IPCC Fourth Assessment Report: Climate Change 2007
Climate Change 2007: Working Group II: Impacts, Adaptation and Vulnerability

4.3 Assumptions about future trends

The work reviewed in this chapter is dependent on assumptions of various types that are important in assessing the level of confidence that can be associated with its results (Moss and Schneider, 2000), but can be challenging to quantify and aggregate. Assumptions and uncertainties associated with climate scenarios (Randall et al., 2007) are not considered here, other than to identify the greenhouse gas emission trends or socio-economic development pathways (e.g., SRES, Naki?enovi? et al., 2000) assumed in the literature we review (see also Table 4.1, especially scaling methodology and associated uncertainties). Since the TAR, many global or regional scenarios have become available to quantify future impacts (Christensen et al., 2002, 2007; Meehl et al., 2007), and confidence in future climate projections has increased recently (Naki?enovi? et al., 2000; Randall et al., 2007). However, many assumptions must be made, due to imperfect knowledge, in order to project ecosystem responses to climate scenarios. We provide here a brief outline and guide to the literature of those that are most relevant.
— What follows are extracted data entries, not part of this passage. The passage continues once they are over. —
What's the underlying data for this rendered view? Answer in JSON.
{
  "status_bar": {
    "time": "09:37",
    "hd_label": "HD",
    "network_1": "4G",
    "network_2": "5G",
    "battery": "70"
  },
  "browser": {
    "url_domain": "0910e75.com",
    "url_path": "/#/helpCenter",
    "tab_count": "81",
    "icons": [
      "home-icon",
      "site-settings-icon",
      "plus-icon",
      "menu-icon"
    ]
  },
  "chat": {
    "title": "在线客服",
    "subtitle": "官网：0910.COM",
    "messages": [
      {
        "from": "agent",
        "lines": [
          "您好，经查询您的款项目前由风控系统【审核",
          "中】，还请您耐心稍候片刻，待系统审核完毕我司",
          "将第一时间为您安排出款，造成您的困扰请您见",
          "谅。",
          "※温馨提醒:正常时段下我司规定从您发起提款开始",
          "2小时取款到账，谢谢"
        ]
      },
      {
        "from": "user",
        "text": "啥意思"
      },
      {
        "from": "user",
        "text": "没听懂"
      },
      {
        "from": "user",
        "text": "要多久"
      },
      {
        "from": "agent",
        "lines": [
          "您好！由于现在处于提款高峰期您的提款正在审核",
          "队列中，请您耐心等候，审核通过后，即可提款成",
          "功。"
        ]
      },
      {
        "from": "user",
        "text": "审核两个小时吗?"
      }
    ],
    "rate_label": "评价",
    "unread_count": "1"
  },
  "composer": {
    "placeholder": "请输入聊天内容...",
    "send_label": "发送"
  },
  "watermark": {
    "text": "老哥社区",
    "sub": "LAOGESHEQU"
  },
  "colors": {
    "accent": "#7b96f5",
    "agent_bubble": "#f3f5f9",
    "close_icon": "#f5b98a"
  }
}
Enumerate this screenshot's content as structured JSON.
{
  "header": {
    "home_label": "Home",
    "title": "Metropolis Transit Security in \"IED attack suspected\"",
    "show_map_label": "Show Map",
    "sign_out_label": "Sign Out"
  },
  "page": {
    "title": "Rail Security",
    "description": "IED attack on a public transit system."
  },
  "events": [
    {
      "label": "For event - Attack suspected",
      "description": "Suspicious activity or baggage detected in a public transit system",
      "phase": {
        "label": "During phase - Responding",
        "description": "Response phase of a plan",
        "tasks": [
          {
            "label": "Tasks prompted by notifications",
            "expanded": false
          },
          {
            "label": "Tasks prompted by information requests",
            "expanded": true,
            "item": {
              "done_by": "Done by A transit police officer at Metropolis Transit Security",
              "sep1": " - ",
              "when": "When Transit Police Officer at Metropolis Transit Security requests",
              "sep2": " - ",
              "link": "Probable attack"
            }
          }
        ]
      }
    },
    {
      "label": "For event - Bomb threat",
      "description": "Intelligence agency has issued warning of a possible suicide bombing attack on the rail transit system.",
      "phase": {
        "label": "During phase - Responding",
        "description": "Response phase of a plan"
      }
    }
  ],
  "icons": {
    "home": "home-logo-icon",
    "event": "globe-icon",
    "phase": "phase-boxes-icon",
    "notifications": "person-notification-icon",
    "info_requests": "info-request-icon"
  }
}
To project impacts of climate change on ecosystems there are basically three approaches: (i) correlative, (ii) mechanistic, and (iii) analogue approaches. For the correlative and mechanistic approaches, studies and insights from the present give rise to the assumption that the same relationships will hold in the future. Three modelling approaches in particular have provided relevant results since the TAR. Firstly, correlative models use knowledge of the spatial distribution of species to derive functions (Guisan and Thuiller, 2005) or algorithms (Pearson et al., 2004) that relate the probability of their occurrence to climatic and other factors (Guisan and Zimmermann, 2000). Criticised for assumptions of equilibrium between species and current climate, an inability to account for species interactions, lack of a physiological mechanism, and inability to account for population processes and migration (see Pearson and Dawson, 2003; Pearson, 2006), these methods have nonetheless proved capable of simulating known species range shifts in the distant (Martinez-Meyer et al., 2004) and recent (Araújo et al., 2005) past, and provide a pragmatic first-cut assessment of risk to species decline and extinction (Thomas et al., 2004a). Secondly, mechanistic models include the modelling of terrestrial ecosystem structure and function. They are based on current understanding of energy, biomass, carbon, nutrient and water relations, and their interacting dynamics with and among species such as primary producers. Such approaches generate projections of future vegetation structure, e.g., as the likely balance of plant functional types (PFTs) after permitting competitive interaction and accounting for wildfire (Woodward and Lomas, 2004b; Lucht et al., 2006; Prentice et al., 2007; but see Betts and Shugart, 2005, for a more complete discussion). Extrapolated to global scale, these are termed Dynamic Global Vegetation Models (DGVMs, see Glossary). An equivalent approach for oceans is lacking (but see Field et al., 1998). Thirdly, Earth system models have begun to incorporate more realistic and dynamic vegetation components, which quantify positive and negative biotic feedbacks by coupling a dynamic biosphere to atmospheric circulations with a focus on the global carbon cycle (Friedlingstein et al., 2003, 2006; Cox et al., 2004, 2006).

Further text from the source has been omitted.